School administrators told Local 6 in a statement on Tuesday, “we’re not asking her to put products in her hair or cut her hair. We’re asking her to style her hair within the guidelines according to the school handbook.” [source]
And, as I was skimming through commentary on Ebony.com’s efforts to host a #HappyAfroDay, I realized something very important, at least to me.
Once upon a time, when I used to write about my hair, I wrote about it being straight and relaxed, with no intention of ever “going natural.” In fact, I was one of those people who turned my nose up at the idea of being relaxer-free. I “have too much hair,” I “spent my entire life with straight hair and had no idea what the hell to do with non-relaxed hair,” I “couldn’t see non-relaxed hair as attractive,” I mean… just about every explanation you could think of was one that cycled through my mind.

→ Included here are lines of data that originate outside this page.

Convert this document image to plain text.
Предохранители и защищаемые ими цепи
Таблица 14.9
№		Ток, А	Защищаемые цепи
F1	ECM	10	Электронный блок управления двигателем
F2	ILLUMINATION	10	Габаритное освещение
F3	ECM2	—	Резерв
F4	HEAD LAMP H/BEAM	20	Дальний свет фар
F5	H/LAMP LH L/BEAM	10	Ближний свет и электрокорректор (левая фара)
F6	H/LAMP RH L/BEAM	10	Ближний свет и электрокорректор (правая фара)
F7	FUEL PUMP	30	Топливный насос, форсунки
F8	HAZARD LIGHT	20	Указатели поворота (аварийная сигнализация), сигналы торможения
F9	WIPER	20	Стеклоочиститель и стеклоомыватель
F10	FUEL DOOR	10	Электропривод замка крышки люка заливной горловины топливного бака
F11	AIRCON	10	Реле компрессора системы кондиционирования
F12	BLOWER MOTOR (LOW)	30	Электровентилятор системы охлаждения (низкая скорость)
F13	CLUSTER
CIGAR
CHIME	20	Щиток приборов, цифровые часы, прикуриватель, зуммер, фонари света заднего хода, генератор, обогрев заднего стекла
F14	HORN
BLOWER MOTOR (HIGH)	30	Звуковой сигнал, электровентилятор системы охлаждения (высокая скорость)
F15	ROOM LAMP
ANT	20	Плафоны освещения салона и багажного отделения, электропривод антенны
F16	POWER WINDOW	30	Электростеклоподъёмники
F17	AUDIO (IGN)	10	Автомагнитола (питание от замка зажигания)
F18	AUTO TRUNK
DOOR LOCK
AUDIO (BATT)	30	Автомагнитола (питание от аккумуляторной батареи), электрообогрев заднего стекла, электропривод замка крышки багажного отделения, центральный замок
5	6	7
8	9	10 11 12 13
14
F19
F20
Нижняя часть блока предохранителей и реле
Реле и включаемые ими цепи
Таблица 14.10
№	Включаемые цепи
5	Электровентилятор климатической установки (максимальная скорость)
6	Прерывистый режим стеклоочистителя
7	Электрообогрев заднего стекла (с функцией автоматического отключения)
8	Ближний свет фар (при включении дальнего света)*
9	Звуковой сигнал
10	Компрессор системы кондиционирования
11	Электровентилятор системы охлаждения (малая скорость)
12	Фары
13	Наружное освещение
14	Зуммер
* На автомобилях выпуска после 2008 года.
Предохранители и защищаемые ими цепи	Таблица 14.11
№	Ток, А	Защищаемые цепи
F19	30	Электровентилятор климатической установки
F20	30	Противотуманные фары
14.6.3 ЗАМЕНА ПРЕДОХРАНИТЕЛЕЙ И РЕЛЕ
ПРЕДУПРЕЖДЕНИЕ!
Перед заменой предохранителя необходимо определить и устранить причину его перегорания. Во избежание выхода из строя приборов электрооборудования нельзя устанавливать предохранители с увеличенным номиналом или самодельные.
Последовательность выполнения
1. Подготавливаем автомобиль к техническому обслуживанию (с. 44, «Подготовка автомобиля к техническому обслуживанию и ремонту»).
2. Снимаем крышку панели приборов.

I don’t think it’s on accident that those phrases are so common among relaxer-wearers. I also don’t think it’s on accident that natural-haired women also may find themselves going through a phase where they’re very anti-relaxer… almost to the point where it feels like attack mode. I think we’re all fighting for the same thing – albeit from completely different angles – and it all contributes to the same thing – healthy body image.
“Going natural” or “transitioning” is hard work, both mentally and physically. There’s a lot that contributes to our understanding of what makes us beautiful, and unpacking that is exhausting. I remember the first day I wore my half-n-half hair – half relaxed, half natural – in a slept-on braidout to run to the grocery store down the block, and the compliments just kept coming. I felt like crying – sad that I didn’t understand why I was so afraid to wear my own damn hair, and happy that it was affirmed that I was attractive in my own kinks and coils, even if I wasn’t mentally ready to affirm it for myself. It took me a long time to evolve from that thinking.
Obviously, things are different for me, now. I reached my four-year anniversary of going natural, recently. My hair is pretty damn long, and healthy to boot. Also, I live in the natural hair mecca, Brooklyn. We* have a special way to hug one another so that our fros don’t wind up tangling with one another. We have shops dedicated exclusively to our natural hair. We afro wearers give knowing nods to one another, as if to imply “I see you, girl, stunting with that lovely head of hair!” Most importantly, natural hair is so common here that it’s not as likely that you’d be insulted in regards to your hair as it might be elsewhere. I’d be lying if I didn’t admit I wasn’t uncomfy in certain professional settings with my hair.
I’m not interested in opening persuasive conversation about why you need to be nappy and get happy. I don’t care to have conversations that villainize one side or the other. I am interested in talking about this from the perspective of “what are our relationships with our hair doing for us?” and “what contributes to our perspective of our hair, relaxed or natural?” and even “why are our hair choices so political?” I’m interested in what acceptance of “different hair” is like in other parts of the country (and the world, at that), and I’m interested in how that acceptance – or lack thereof – affects what resources you have to go natural, and even how it affects your desire to transition. I think that all of these things affect the way we look at ourselves and the world around us, and it colors our initial reaction to a school considering the hair of a naturally-bushy-haired child “a distraction” while simultaneously ignoring the need for young black girls to become acquainted with their own natural beauty. I think this is worth exploring here.
What do you think? I mean, aside from the usual questions that I get – “why is your hair so long???” which I’m totally okay with sharing anyway – what would you like to discuss? What do you think is most important, here?
*Not all, just some.. you ‘fro who you are!